Wohin fährt man als Familie am besten und welches Land gilt als kinderfreundlich?

Kinderfreundlichkeit lässt sich weniger in ein Länder-Ranking pressen, es ist eher eine Haltung. Wer freundlich und gelassen auftritt, wird fast überall positiv aufgenommen. Als besonders warmherzig haben wir muslimisch geprägte Länder erlebt sowie Lateinamerika – dort ist Familie sichtbar Teil des öffentlichen Lebens. Europa hat großartige, unkomplizierte Ziele: Sardinien außerhalb der Hochsaison ist eine Traumkulisse mit leereren Stränden. Bei Fernzielen achtet auf Klima, medizinische Versorgung, Wegezeiten! Unterwegs mit Camper-Mobil zählt eher Infrastruktur als Sehenswürdigkeiten-Dichte: sichere Stellplätze, kurze Etappen, Spielflächen, Wasser.

Was sind deine drei prägende Erfahrungen – und was können andere Eltern daraus mitnehmen?

Fantastisch war zum Beispiel Borneo mit meinem Sohn: Ein knochenharter Dschungelmarsch zu Ureinwohnern in einem Pfahlbauten-Dorf, mit einfachem Essen, Blutegeln und vielen Lachern unterwegs.
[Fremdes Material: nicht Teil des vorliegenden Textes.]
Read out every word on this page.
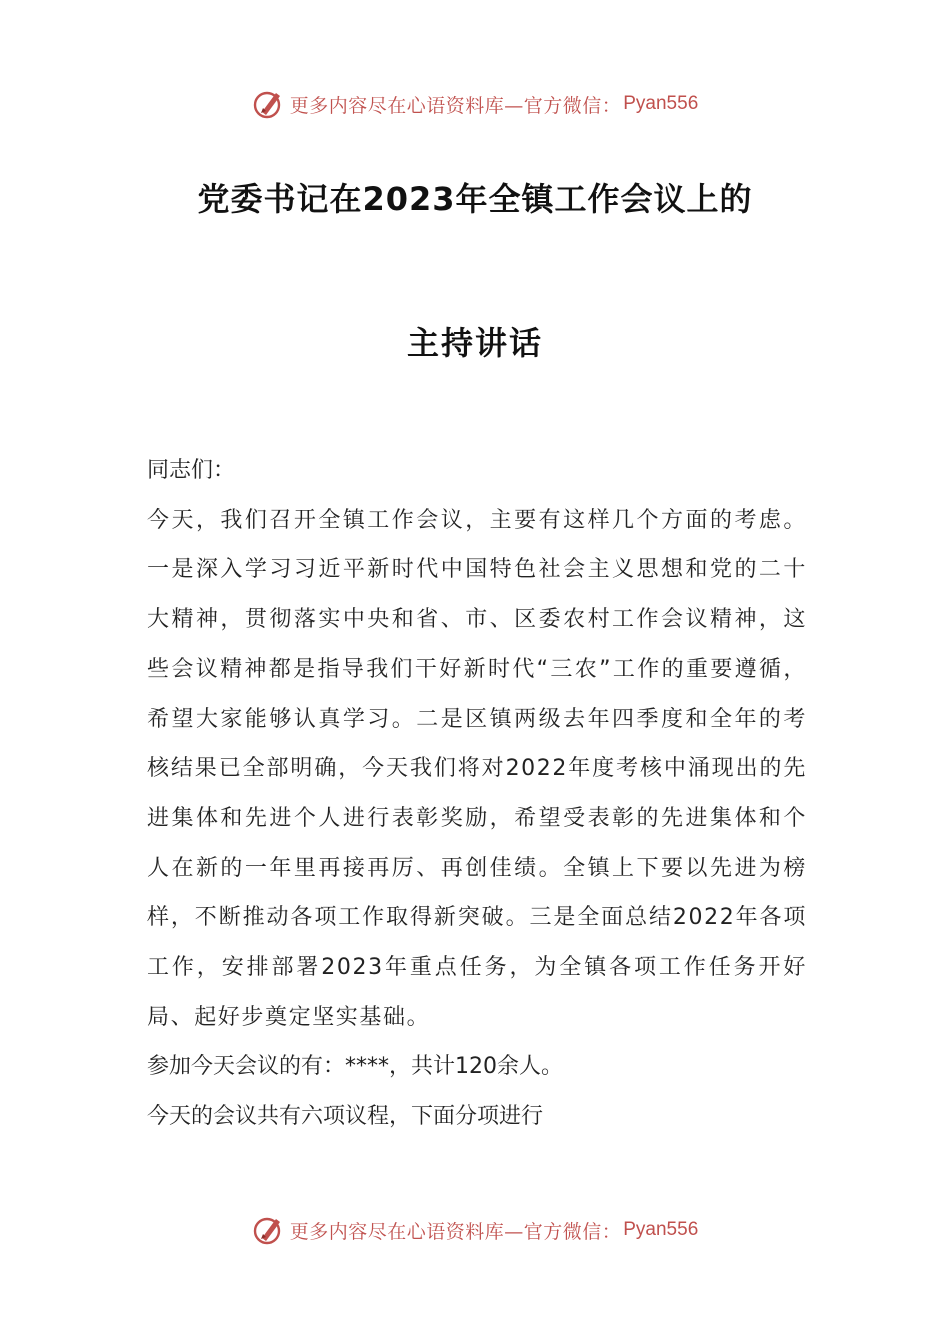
更多内容尽在心语资料库—官方微信： Pyan556
党委书记在2023年全镇工作会议上的
主持讲话

同志们：

今天，我们召开全镇工作会议，主要有这样几个方面的考虑。一是深入学习习近平新时代中国特色社会主义思想和党的二十大精神，贯彻落实中央和省、市、区委农村工作会议精神，这些会议精神都是指导我们干好新时代“三农”工作的重要遵循，希望大家能够认真学习。二是区镇两级去年四季度和全年的考核结果已全部明确，今天我们将对2022年度考核中涌现出的先进集体和先进个人进行表彰奖励，希望受表彰的先进集体和个人在新的一年里再接再厉、再创佳绩。全镇上下要以先进为榜样，不断推动各项工作取得新突破。三是全面总结2022年各项工作，安排部署2023年重点任务，为全镇各项工作任务开好局、起好步奠定坚实基础。

参加今天会议的有：****，共计120余人。

今天的会议共有六项议程，下面分项进行

更多内容尽在心语资料库—官方微信： Pyan556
Nichts war komfortabel, aber tief verbindend. Meine Lehre aus diesem Trip: Kinder wachsen an echten Aufgaben, wenn wir sie ernst nehmen. Ewig in Erinnerung wird mir auch Westaustralien mit meiner Tochter bleiben: Wir haben nachts im Auto ungeplant in der Wüste übernachten müssen und ohne Decken gefroren, der Sonnenaufgang am Morgen hat uns wahrlich gerettet. Die Lehre daraus: Fehler passieren. Ruhe bewahren, gemeinsam lösen – daraus werden Lieblingsgeschichten. Und dann war da noch Marokko mit meiner Jüngsten: Es war Ende Ramadan, wir waren in einem Restaurant, nur Männer, eher finstere Gestalten, zunächst herrschte reservierte Stimmung, dann aber - nachdem endlich aufgetischt wurde - große Herzlichkeit. Das Kind wurde schließlich von den offensichtlich nun nicht mehr unterzuckerten Männern lachend herumgetragen. Meine Lehre: Vorurteile verlieren ihre Kraft, wenn man Menschen begegnet.